この後、会場から次のような質問や意見が投げかけられました。パネリストによる回答は、ここでは省略させていただきます。
- アナリストがいくらリサーチしたとしても、最終的に運用担当者がある会社の株を売るか持ち続けるかの判断につながらなければ、「ただ調べているだけ」に過ぎないことになる。ある企業に対し、「アナリストの調査結果を活用し、企業にエンゲージしてみたが、だめだ、売ろう」となることは、実際に起こりうるのか?
- 今、インデックス投資のほうがかなり増えている、インデックス投資家が企業にエンゲージする意味はあるのか?企業にエンゲージすればするほど、インデックスから乖離していってしまうのではないか?
- 10年くらいに渡って業績がずっとよい企業にはオーナー系企業だったり、カリスマ経営者が長期政権を敷いていたりする企業が多い。そういう企業はガバナンスが効いていなっかたり、後継者不在だったりする。そういう企業をどう評価するか?
- ESG評価では定量化できないものをしようとするのは難しいという話があった。評価するときのデータのソースは、統合報告書とインタビューに限られるのか?「他にこういうデータソースがあればよい」ということがあれば教えてほしい。
- ESG評価機関がある企業に高いESGスコアをつけていた場合、それは潜在能力が数値化されているのですでに株価に織り込まれていることにならないか。つまり、ESGスコアが高い企業を買うことはパフォーマンスにつながるものなのか?
- 発行体としては、専門のコンサルにお金を払ってまでしてESG評価機関対策をしているのだが、機関投資家はESG評価機関のスコアを重視しないものなのか?
- 社会的重要度が高い課題に対し、その課題が企業にとって重要かどうかについて、投資家と企業で議論が分かれる場合があるが、どう考えるか?

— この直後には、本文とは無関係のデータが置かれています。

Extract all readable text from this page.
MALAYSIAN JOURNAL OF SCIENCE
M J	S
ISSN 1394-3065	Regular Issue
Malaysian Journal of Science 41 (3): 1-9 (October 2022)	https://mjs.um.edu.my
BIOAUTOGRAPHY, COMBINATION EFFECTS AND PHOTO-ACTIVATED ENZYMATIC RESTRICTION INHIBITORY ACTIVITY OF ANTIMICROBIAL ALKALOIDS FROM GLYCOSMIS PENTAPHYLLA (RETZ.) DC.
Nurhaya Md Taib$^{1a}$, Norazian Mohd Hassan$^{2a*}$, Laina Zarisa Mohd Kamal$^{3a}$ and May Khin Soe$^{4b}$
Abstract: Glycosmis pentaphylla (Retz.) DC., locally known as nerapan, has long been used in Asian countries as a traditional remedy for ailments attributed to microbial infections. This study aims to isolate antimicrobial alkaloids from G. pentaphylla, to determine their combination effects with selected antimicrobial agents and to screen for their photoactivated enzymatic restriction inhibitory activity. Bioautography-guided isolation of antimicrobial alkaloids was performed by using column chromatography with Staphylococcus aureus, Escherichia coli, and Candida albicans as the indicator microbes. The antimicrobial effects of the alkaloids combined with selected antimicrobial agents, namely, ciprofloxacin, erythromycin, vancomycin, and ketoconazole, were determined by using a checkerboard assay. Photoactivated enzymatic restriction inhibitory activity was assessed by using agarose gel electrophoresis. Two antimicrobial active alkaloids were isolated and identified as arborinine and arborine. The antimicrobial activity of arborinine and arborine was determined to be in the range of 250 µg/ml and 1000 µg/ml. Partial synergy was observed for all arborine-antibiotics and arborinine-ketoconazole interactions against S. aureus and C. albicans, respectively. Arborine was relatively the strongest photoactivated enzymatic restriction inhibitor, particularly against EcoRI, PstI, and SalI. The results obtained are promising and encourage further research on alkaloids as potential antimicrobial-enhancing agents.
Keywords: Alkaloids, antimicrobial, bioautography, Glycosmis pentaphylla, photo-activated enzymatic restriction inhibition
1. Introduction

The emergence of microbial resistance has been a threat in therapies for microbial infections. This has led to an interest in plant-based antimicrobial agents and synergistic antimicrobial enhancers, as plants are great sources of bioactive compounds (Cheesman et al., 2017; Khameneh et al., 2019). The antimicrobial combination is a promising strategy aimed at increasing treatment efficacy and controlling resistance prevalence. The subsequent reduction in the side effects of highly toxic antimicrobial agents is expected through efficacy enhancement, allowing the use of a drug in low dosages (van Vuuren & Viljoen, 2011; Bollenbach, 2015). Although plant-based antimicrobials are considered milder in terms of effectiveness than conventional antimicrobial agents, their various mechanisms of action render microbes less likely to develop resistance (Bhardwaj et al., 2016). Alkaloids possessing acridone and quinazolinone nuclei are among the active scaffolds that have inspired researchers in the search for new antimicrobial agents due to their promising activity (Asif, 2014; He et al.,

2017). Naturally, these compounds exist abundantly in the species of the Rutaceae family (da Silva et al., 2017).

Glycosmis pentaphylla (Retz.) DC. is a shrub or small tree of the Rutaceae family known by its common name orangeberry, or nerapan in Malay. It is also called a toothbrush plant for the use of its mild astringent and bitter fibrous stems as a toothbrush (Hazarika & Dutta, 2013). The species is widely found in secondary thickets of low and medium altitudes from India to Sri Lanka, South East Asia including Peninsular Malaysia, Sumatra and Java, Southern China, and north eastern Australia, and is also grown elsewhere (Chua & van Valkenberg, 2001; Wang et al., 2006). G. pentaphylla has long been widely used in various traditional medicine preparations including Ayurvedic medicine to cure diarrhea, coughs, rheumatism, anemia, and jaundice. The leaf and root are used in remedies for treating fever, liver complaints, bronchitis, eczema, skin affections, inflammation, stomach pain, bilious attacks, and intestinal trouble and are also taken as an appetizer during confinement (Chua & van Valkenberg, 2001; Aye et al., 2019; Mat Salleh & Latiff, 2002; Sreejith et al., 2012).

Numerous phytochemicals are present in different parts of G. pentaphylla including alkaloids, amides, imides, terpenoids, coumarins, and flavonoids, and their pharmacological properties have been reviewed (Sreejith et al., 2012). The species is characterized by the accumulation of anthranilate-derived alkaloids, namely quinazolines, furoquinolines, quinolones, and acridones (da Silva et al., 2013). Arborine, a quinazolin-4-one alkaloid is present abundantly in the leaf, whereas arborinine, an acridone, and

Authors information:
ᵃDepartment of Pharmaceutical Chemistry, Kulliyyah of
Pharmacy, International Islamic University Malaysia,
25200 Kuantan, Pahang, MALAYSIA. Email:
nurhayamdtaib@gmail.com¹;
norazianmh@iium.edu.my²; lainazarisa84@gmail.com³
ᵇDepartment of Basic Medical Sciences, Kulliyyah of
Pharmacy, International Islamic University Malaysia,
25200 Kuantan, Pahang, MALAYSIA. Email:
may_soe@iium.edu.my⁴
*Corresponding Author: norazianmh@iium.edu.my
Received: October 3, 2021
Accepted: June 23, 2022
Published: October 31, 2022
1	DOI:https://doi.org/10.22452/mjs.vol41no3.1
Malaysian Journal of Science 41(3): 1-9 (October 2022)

- 「ESG投資で世の中は良くなるか」という投げかけが案内資料にあった。投資家は基本的に長期的・安定的にリターンを良くすることを目的としていて、世の中を良くすることがファンドマネジャーの成績につながるようなフィー・ストラクチャーには現在はなっていないと思う。社会的重要度が高い課題に企業が取り組むように投資家が働きかけるために、アナリストなりファンドマネジャーなりへの評価体系はどうすればよいだろうか?というのも、発行体である大企業の社長などから、「ESGの話をしたいと機関投資家がよく来るが、チェックリストをもってきてチェックするだけで、本当の意味でエンゲージしてくるところは少ない」という話を聞くので、気になった。

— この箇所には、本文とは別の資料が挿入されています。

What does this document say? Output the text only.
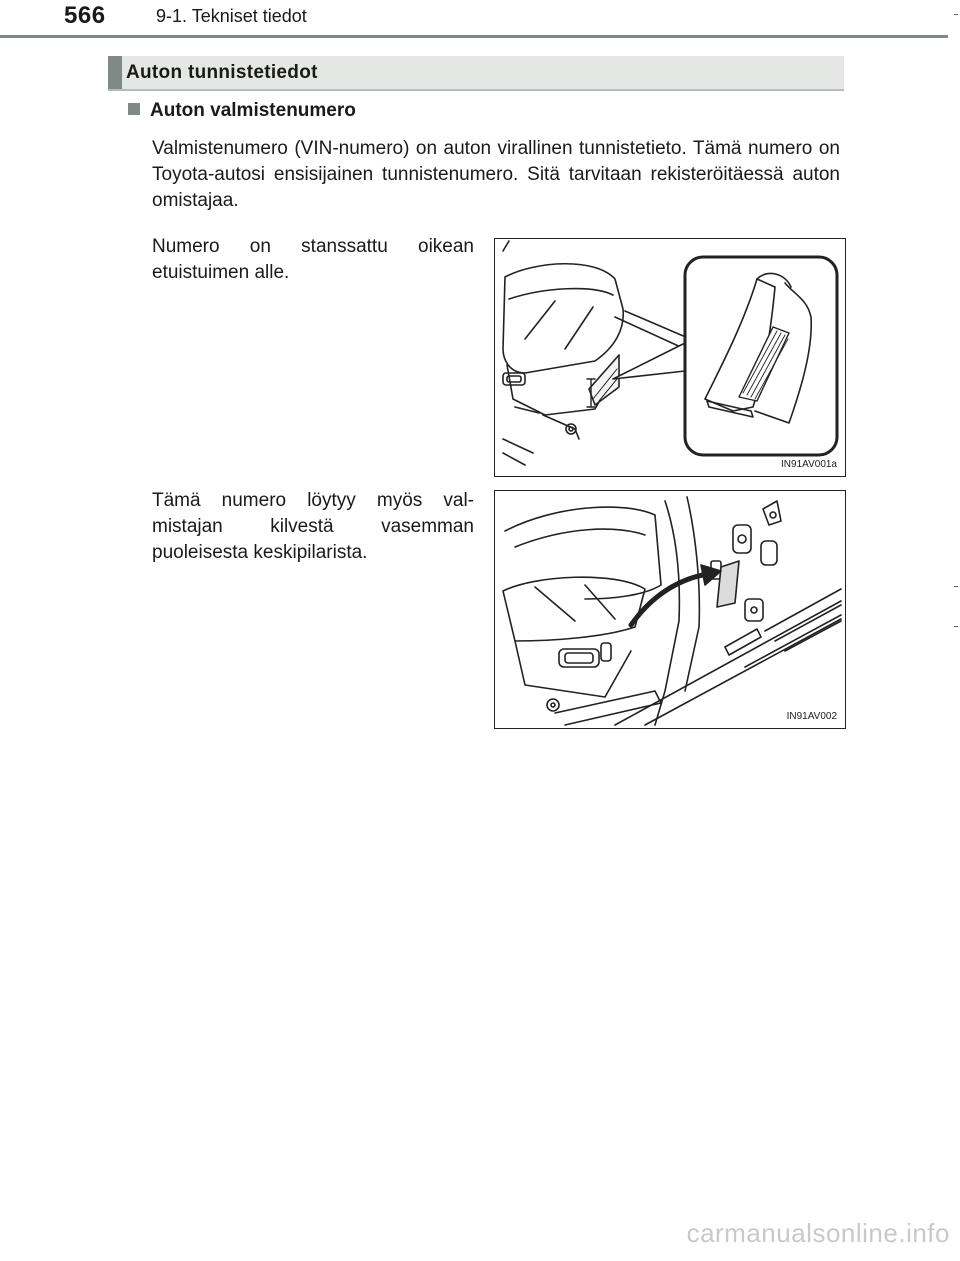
566	9-1. Tekniset tiedot
Auton tunnistetiedot
Auton valmistenumero
Valmistenumero (VIN-numero) on auton virallinen tunnistetieto. Tämä numero on Toyota-autosi ensisijainen tunnistenumero. Sitä tarvitaan rekisteröitäessä auton omistajaa.
Numero on stanssattu oikean etuistuimen alle.
Tämä numero löytyy myös val-mistajan kilvestä vasemman puoleisesta keskipilarista.
IN91AV001a
IN91AV002
carmanualsonline.info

- サプライチェーンマネジメントはESGに関わってくることだが、どのように、評価の中で位置づけされているか教えていただきたい。
- 企業との対話が大事であることを強調されていたが、発行体が伝えたいことと投資家側が聞きたいことは一致しないもので、対話というより、投資家側が相手の言いたくないことを引き出していく感じになるのではないかと思っていた。実際、対話はどんな風に行われているのか教えていただきたい。
- 健康経営の話にあったように、良いとされるアウトカムは、時と共にどんどん変わっていくものだと思う。チェックリストや指標は、どういう風にメンテナンスされているのか、どのような頻度で見直されているものなのか。「良い」とされることは、思想や価値観と結びついているものだと思う。
- ESGとSDGsの関係をどう整理されているか。ESGと社会的インパクトをどう整理しているか、全体をまとめる形でお話いただきたい。